Here’s an ode to a truly excellent word in Latin: formido.

Verb, root meaning to become firm or rigid, means something like “to be paralyzed with fear” or “to dread.”

Noun form is this dread, dread of an extreme intensity, and very often associated with the fear we properly have of the divine, the transcendent, God and his angels and the demons. What we feel when Jove hurls his lightning or we climb the mountain to stand in the presence of Apollo.

But a fun twist: formido is also a hunter’s gauge or bogy set up to frighten prey, to flush it toward the hunter or the net.  And so the formido is also an object that causes formido.

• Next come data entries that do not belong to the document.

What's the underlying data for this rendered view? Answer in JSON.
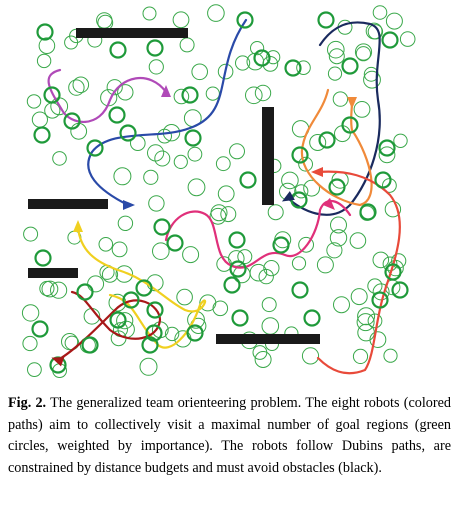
{
  "figure": {
    "caption_label": "Fig. 2.",
    "caption_text": "The generalized team orienteering problem. The eight robots (colored paths) aim to collectively visit a maximal number of goal regions (green circles, weighted by importance). The robots follow Dubins paths, are constrained by distance budgets and must avoid obstacles (black)."
  },
  "colors": {
    "goal_light": "#3aa84a",
    "goal_bold": "#1f9a3a",
    "obstacle": "#1a1a1a",
    "robot_paths": [
      "#2a4aa8",
      "#b04ab8",
      "#1a2a5e",
      "#f08a3a",
      "#e0307a",
      "#e84a3a",
      "#f0d020",
      "#a81818"
    ]
  }
}
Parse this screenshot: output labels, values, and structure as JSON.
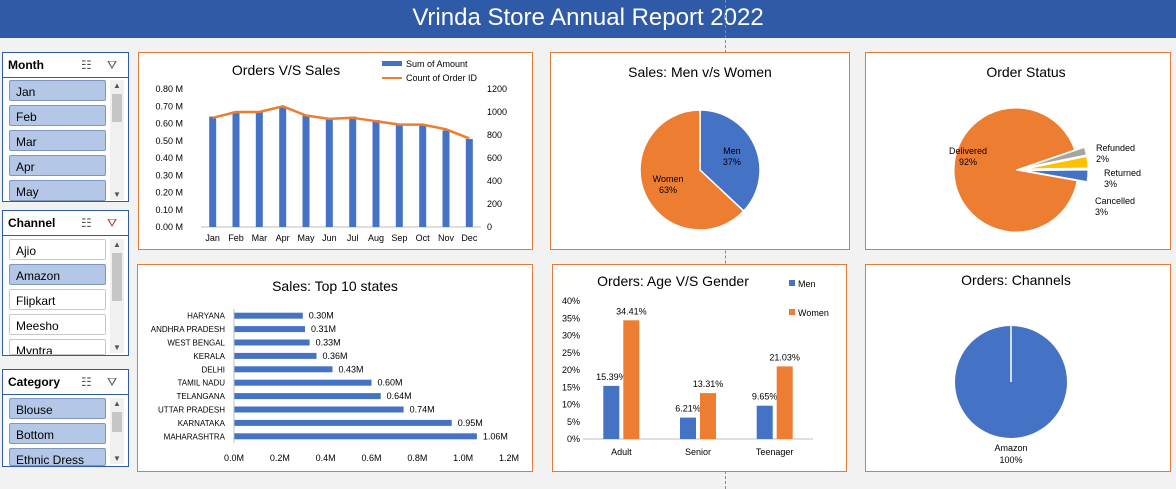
{
  "header": {
    "title": "Vrinda Store Annual Report 2022"
  },
  "slicers": {
    "month": {
      "title": "Month",
      "items": [
        {
          "label": "Jan",
          "selected": true
        },
        {
          "label": "Feb",
          "selected": true
        },
        {
          "label": "Mar",
          "selected": true
        },
        {
          "label": "Apr",
          "selected": true
        },
        {
          "label": "May",
          "selected": true
        }
      ]
    },
    "channel": {
      "title": "Channel",
      "items": [
        {
          "label": "Ajio",
          "selected": false
        },
        {
          "label": "Amazon",
          "selected": true
        },
        {
          "label": "Flipkart",
          "selected": false
        },
        {
          "label": "Meesho",
          "selected": false
        },
        {
          "label": "Myntra",
          "selected": false
        }
      ]
    },
    "category": {
      "title": "Category",
      "items": [
        {
          "label": "Blouse",
          "selected": true
        },
        {
          "label": "Bottom",
          "selected": true
        },
        {
          "label": "Ethnic Dress",
          "selected": true
        }
      ]
    },
    "icons": {
      "multiselect": "multi-select-icon",
      "clear": "clear-filter-icon"
    }
  },
  "colors": {
    "blue": "#4472c4",
    "orange": "#ed7d31",
    "gray": "#a5a5a5",
    "yellow": "#ffc000",
    "header": "#2f5aa8",
    "panel_border": "#e07b39"
  },
  "chart_data": [
    {
      "id": "orders-vs-sales",
      "type": "bar+line",
      "title": "Orders V/S Sales",
      "categories": [
        "Jan",
        "Feb",
        "Mar",
        "Apr",
        "May",
        "Jun",
        "Jul",
        "Aug",
        "Sep",
        "Oct",
        "Nov",
        "Dec"
      ],
      "series": [
        {
          "name": "Sum of Amount",
          "type": "bar",
          "axis": "left",
          "values": [
            0.64,
            0.67,
            0.67,
            0.7,
            0.65,
            0.63,
            0.64,
            0.62,
            0.59,
            0.59,
            0.56,
            0.51
          ]
        },
        {
          "name": "Count of Order ID",
          "type": "line",
          "axis": "right",
          "values": [
            950,
            1000,
            1000,
            1050,
            970,
            940,
            950,
            920,
            890,
            890,
            850,
            770
          ]
        }
      ],
      "ylim_left": [
        0,
        0.8
      ],
      "yticks_left": [
        "0.00 M",
        "0.10 M",
        "0.20 M",
        "0.30 M",
        "0.40 M",
        "0.50 M",
        "0.60 M",
        "0.70 M",
        "0.80 M"
      ],
      "ylim_right": [
        0,
        1200
      ],
      "yticks_right": [
        "0",
        "200",
        "400",
        "600",
        "800",
        "1000",
        "1200"
      ],
      "legend": "top-right"
    },
    {
      "id": "men-vs-women",
      "type": "pie",
      "title": "Sales: Men v/s Women",
      "slices": [
        {
          "label": "Men",
          "pct": "37%",
          "value": 37
        },
        {
          "label": "Women",
          "pct": "63%",
          "value": 63
        }
      ]
    },
    {
      "id": "order-status",
      "type": "pie",
      "title": "Order Status",
      "slices": [
        {
          "label": "Delivered",
          "pct": "92%",
          "value": 92
        },
        {
          "label": "Refunded",
          "pct": "2%",
          "value": 2
        },
        {
          "label": "Returned",
          "pct": "3%",
          "value": 3
        },
        {
          "label": "Cancelled",
          "pct": "3%",
          "value": 3
        }
      ]
    },
    {
      "id": "top-states",
      "type": "bar",
      "orientation": "horizontal",
      "title": "Sales: Top 10 states",
      "categories": [
        "HARYANA",
        "ANDHRA PRADESH",
        "WEST BENGAL",
        "KERALA",
        "DELHI",
        "TAMIL NADU",
        "TELANGANA",
        "UTTAR PRADESH",
        "KARNATAKA",
        "MAHARASHTRA"
      ],
      "values": [
        0.3,
        0.31,
        0.33,
        0.36,
        0.43,
        0.6,
        0.64,
        0.74,
        0.95,
        1.06
      ],
      "labels": [
        "0.30M",
        "0.31M",
        "0.33M",
        "0.36M",
        "0.43M",
        "0.60M",
        "0.64M",
        "0.74M",
        "0.95M",
        "1.06M"
      ],
      "xlim": [
        0,
        1.2
      ],
      "xticks": [
        "0.0M",
        "0.2M",
        "0.4M",
        "0.6M",
        "0.8M",
        "1.0M",
        "1.2M"
      ]
    },
    {
      "id": "age-vs-gender",
      "type": "bar",
      "title": "Orders: Age V/S Gender",
      "categories": [
        "Adult",
        "Senior",
        "Teenager"
      ],
      "series": [
        {
          "name": "Men",
          "values": [
            15.39,
            6.21,
            9.65
          ],
          "labels": [
            "15.39%",
            "6.21%",
            "9.65%"
          ]
        },
        {
          "name": "Women",
          "values": [
            34.41,
            13.31,
            21.03
          ],
          "labels": [
            "34.41%",
            "13.31%",
            "21.03%"
          ]
        }
      ],
      "ylim": [
        0,
        40
      ],
      "yticks": [
        "0%",
        "5%",
        "10%",
        "15%",
        "20%",
        "25%",
        "30%",
        "35%",
        "40%"
      ],
      "legend": "right"
    },
    {
      "id": "channels",
      "type": "pie",
      "title": "Orders: Channels",
      "slices": [
        {
          "label": "Amazon",
          "pct": "100%",
          "value": 100
        }
      ]
    }
  ]
}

You can cross up these meanings.  St. Anselm/John of Fecamp uses it to describe the service of the priesthood–a great formido!–and the fear of contaminating the sacrament of the altar.

It is of course where we get the English word formidable, but “daunting” or “imposing” is not intense enough for how the word stands in Latin.  “Utterly petrifying” is better.

How is the priesthood “utterly petrifying?”  Anselm/John has the priest trapped by a fear that either reaction is to his doom.  Dare I approach the altar of God despite being so unworthy?  Do you know what happens to those who defile the sacraments?!  But then again, do you know what happens to those who disobey the commandments of God?!  Why have I been placed in this untenable position?  What do I do?  Is my service to my destruction or my salvation?